Screen Shot 2015-10-26 at 12.04.46 AM

The data set that I chose to analyze are the winning lottery number in Florida from 1988 to 2008. The tool that I chose to create this visualization was RAW. According to Yau, data visualizations are all about noticeable visual cues that impart information. The visual cues that are evident to this data set are color hue, position, and shape.

The most obvious visual aspect of this graph is the color hue. In RAW there were two coloring options, ordinal (categories) and linear (numeric). I selected linear because when the x-axis information (winning numbers) was considered categories there were too many colors that correlated with different numbers. Using linear, the color hue progresses darker with a greater amount of that number being a winning number during that year. The colors tell us that in the late 2,000 there were a lot of repeat lower digit winning numbers.

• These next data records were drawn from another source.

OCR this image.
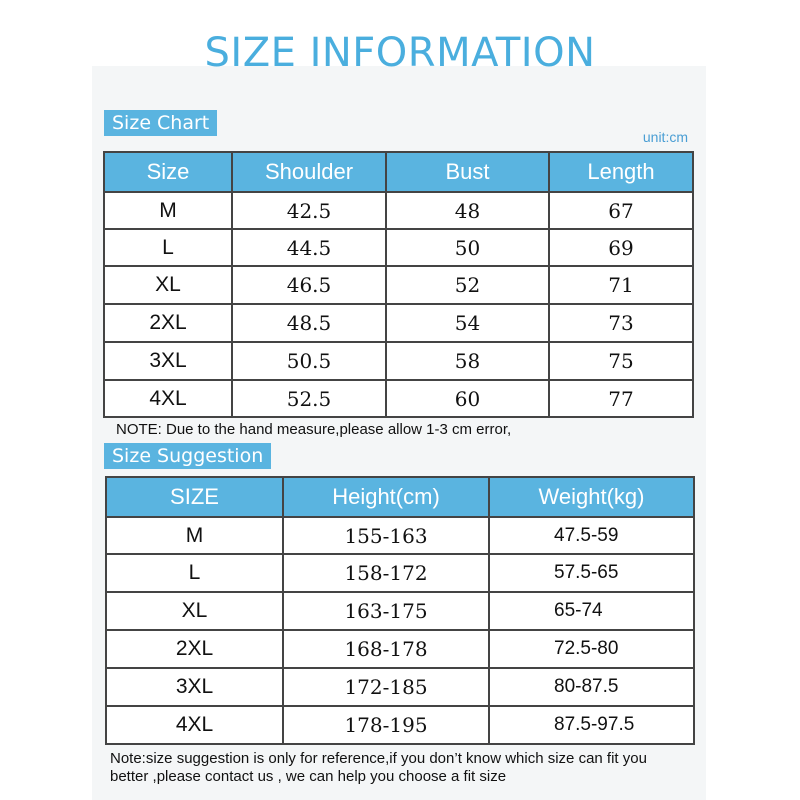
SIZE INFORMATION
Size Chart
unit:cm
Size	Shoulder	Bust	Length
M	42.5	48	67
L	44.5	50	69
XL	46.5	52	71
2XL	48.5	54	73
3XL	50.5	58	75
4XL	52.5	60	77
NOTE: Due to the hand measure,please allow 1-3 cm error,
Size Suggestion
SIZE	Height(cm)	Weight(kg)
M	155-163	47.5-59
L	158-172	57.5-65
XL	163-175	65-74
2XL	168-178	72.5-80
3XL	172-185	80-87.5
4XL	178-195	87.5-97.5
Note:size suggestion is only for reference,if you don’t know which size can fit you
better ,please contact us , we can help you choose a fit size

The position of this data visualization is harder for me to decipher than the color. There seems to be a clustering of slightly more hexagons and smaller dots by the darker colors. The similarity leads me to think that the position serves the same purpose as the color cue.

The shapes used in this visualization are hexagons. According to RAW, the purpose of the hexagons is to create a more comprehensible scatterplot, when graphing something with hundreds of points. The hexagons do make this visualization easier to read, however there are still smaller points within the hexagons and I’m not exactly sure what they mean.

Some of the visual cues broken down by Yau but not used in this specific data visualization are length, area, and volume. Because the data is not categorical length is not that appropriate of a tool for the lottery information. Volume and area could have possibly been used to show when there were a lot of the same winning numbers, but is probably not the most efficient way. There are many specific graph types that also would not make sense with this data, such as pie charts, bar graphs, or any other type that caters toward categorical data.

Overall what I learned from putting my data into RAW is that from around 2006-2008 there were the most repeated winning numbers and they were lower digits. The conclusion makes sense because single digits are more likely to reappear in a number sequence than double digits. Also there were more lottery numbers drawn in the more recent years than in the past.